A vote follows. The vote is not on the question. The vote is on whether to vote on the question.

Aaron Burr was always a bit of a schemer. He and Thomas Jefferson campaigned together in 1800, Jefferson for President, Burr for Vice President. In those days, votes by state electors did not automatically go to candidates. Electors usually declared ahead of time who they supported. But after they were selected, they decided for themselves who to vote for.

Before the electors were set to vote, letters became public that seemed to show a conspiracy by Aaron Burr and a few others to switch just enough electoral votes to make Burr President Burr instead of Vice President Burr.

The letters made enough electors angry to almost cause them to reject Aaron Burr for either office. Oops.

But he managed to become Vice President anyway.

Jefferson never trusted him after the election conspiracy. He pretty much closed Aaron Burr out of all important meetings, any significant decisions, and whatever information he might have used to expand his resume. He was isolated.

There was one role that could not be closed to him. It was in the Constitution. As Vice President, he took over the most uninteresting job in American history. He became the President of the Senate. He counted votes, ruled on procedures, maybe cast a vote or two himself in case of a tie, and was generally bored out of his mind.

Still, he did a pretty good job leading the Senate. He got a lot of credit for fair minded conduct.

In 1804, Jefferson ran for President without Aaron Burr. Burr was out of a job. A couple of years later, he made some recommendations.

One was eliminating the calling of the question.

I move the previous question.

The idea of waiting for debate to eventually wind down, then voting on whether to vote seemed to him one of the most pointless, boring procedures in the entire list of tedious methods in the entire tedious Senate rulebook. Why vote twice on everything?

Aaron Burr had not yet killed Alexander Hamilton, or tried to establish his own country in the Louisiana territory, or generally gotten known as an all around traitor to the United States. So he was still well regarded.

“I move the previous question” was taken out of the Senate.

Yay for simplicity!!

Except there was no longer a way to end debate, not until every last Senator had said every last thing that had entered every last Senator’s old gray head to say. Boring got even more boring.

After a while, boring got to be more than boring. It got to be obstruction. Folks who didn’t like one law or another could just talk and talk until everyone else gave up.

Thanks one hell of a lot, Aaron!!

It was no way to run a country, but there we were.

And there we stayed until 1917. A dozen anti-war Senators blocked President Wilson from arming ships to defend themselves from prowling German U-boats. So the Senate adopted a rule that allowed two thirds of the members to finally shut off debate.
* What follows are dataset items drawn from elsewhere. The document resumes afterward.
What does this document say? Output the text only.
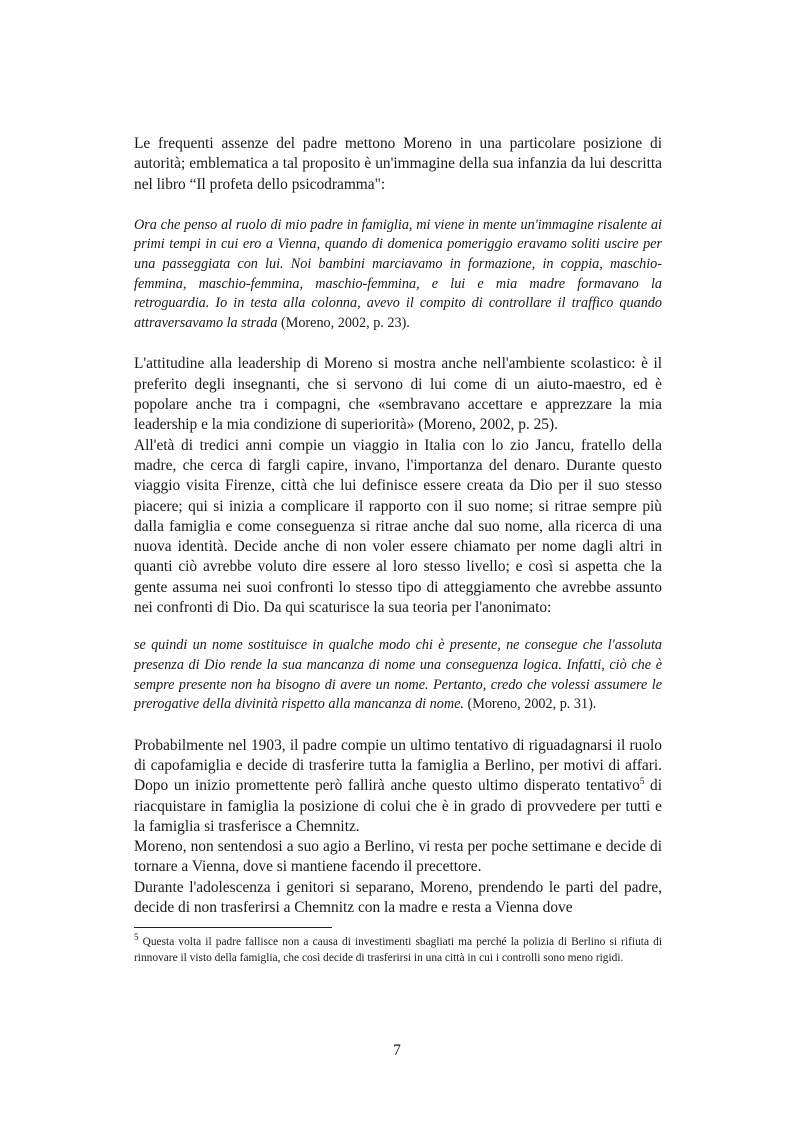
Le frequenti assenze del padre mettono Moreno in una particolare posizione di autorità; emblematica a tal proposito è un'immagine della sua infanzia da lui descritta nel libro “Il profeta dello psicodramma":

Ora che penso al ruolo di mio padre in famiglia, mi viene in mente un'immagine risalente ai primi tempi in cui ero a Vienna, quando di domenica pomeriggio eravamo soliti uscire per una passeggiata con lui. Noi bambini marciavamo in formazione, in coppia, maschio-femmina, maschio-femmina, maschio-femmina, e lui e mia madre formavano la retroguardia. Io in testa alla colonna, avevo il compito di controllare il traffico quando attraversavamo la strada (Moreno, 2002, p. 23).

L'attitudine alla leadership di Moreno si mostra anche nell'ambiente scolastico: è il preferito degli insegnanti, che si servono di lui come di un aiuto-maestro, ed è popolare anche tra i compagni, che «sembravano accettare e apprezzare la mia leadership e la mia condizione di superiorità» (Moreno, 2002, p. 25).

All'età di tredici anni compie un viaggio in Italia con lo zio Jancu, fratello della madre, che cerca di fargli capire, invano, l'importanza del denaro. Durante questo viaggio visita Firenze, città che lui definisce essere creata da Dio per il suo stesso piacere; qui si inizia a complicare il rapporto con il suo nome; si ritrae sempre più dalla famiglia e come conseguenza si ritrae anche dal suo nome, alla ricerca di una nuova identità. Decide anche di non voler essere chiamato per nome dagli altri in quanti ciò avrebbe voluto dire essere al loro stesso livello; e così si aspetta che la gente assuma nei suoi confronti lo stesso tipo di atteggiamento che avrebbe assunto nei confronti di Dio. Da qui scaturisce la sua teoria per l'anonimato:

se quindi un nome sostituisce in qualche modo chi è presente, ne consegue che l'assoluta presenza di Dio rende la sua mancanza di nome una conseguenza logica. Infatti, ciò che è sempre presente non ha bisogno di avere un nome. Pertanto, credo che volessi assumere le prerogative della divinità rispetto alla mancanza di nome. (Moreno, 2002, p. 31).

Probabilmente nel 1903, il padre compie un ultimo tentativo di riguadagnarsi il ruolo di capofamiglia e decide di trasferire tutta la famiglia a Berlino, per motivi di affari. Dopo un inizio promettente però fallirà anche questo ultimo disperato tentativo$^5$ di riacquistare in famiglia la posizione di colui che è in grado di provvedere per tutti e la famiglia si trasferisce a Chemnitz.

Moreno, non sentendosi a suo agio a Berlino, vi resta per poche settimane e decide di tornare a Vienna, dove si mantiene facendo il precettore.

Durante l'adolescenza i genitori si separano, Moreno, prendendo le parti del padre, decide di non trasferirsi a Chemnitz con la madre e resta a Vienna dove

$^5$ Questa volta il padre fallisce non a causa di investimenti sbagliati ma perché la polizia di Berlino si rifiuta di rinnovare il visto della famiglia, che così decide di trasferirsi in una città in cui i controlli sono meno rigidi.

7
Even two-thirds was a hard level to reach. A sort of gentleman’s agreement got to be tradition. Senators would not talk anything to death unless it was really, really important to them.

Guess what was important to conservatives!

Senators from the old Confederacy filibustered against bills that would outlaw lynching black people. So the “strange fruit” Billie Holiday sang about, black bodies hanging from poplar trees, continued to haunt America. Later, other Civil Rights laws were also blocked by conservatives.

In 1975 the rule on ending filibusters was changed from two-thirds to three-fifths. 60 votes was still hard to get to in voting on whether to vote, but it was easier to get 60 votes than 67. And the informal tradition still held. Senators would not filibuster unless it was on really, really important issues.

In 2008, something startling happened. An African-American became President of the United States.

And a new tradition was born.

Republicans tossed out the informal agreement about only talking to death extremely important bills with which they vehemently disagreed. On the very day Barack Obama was sworn in, Republicans held a meeting. They decided among themselves to oppose anything, everything, proposed by the new President, no matter what it was.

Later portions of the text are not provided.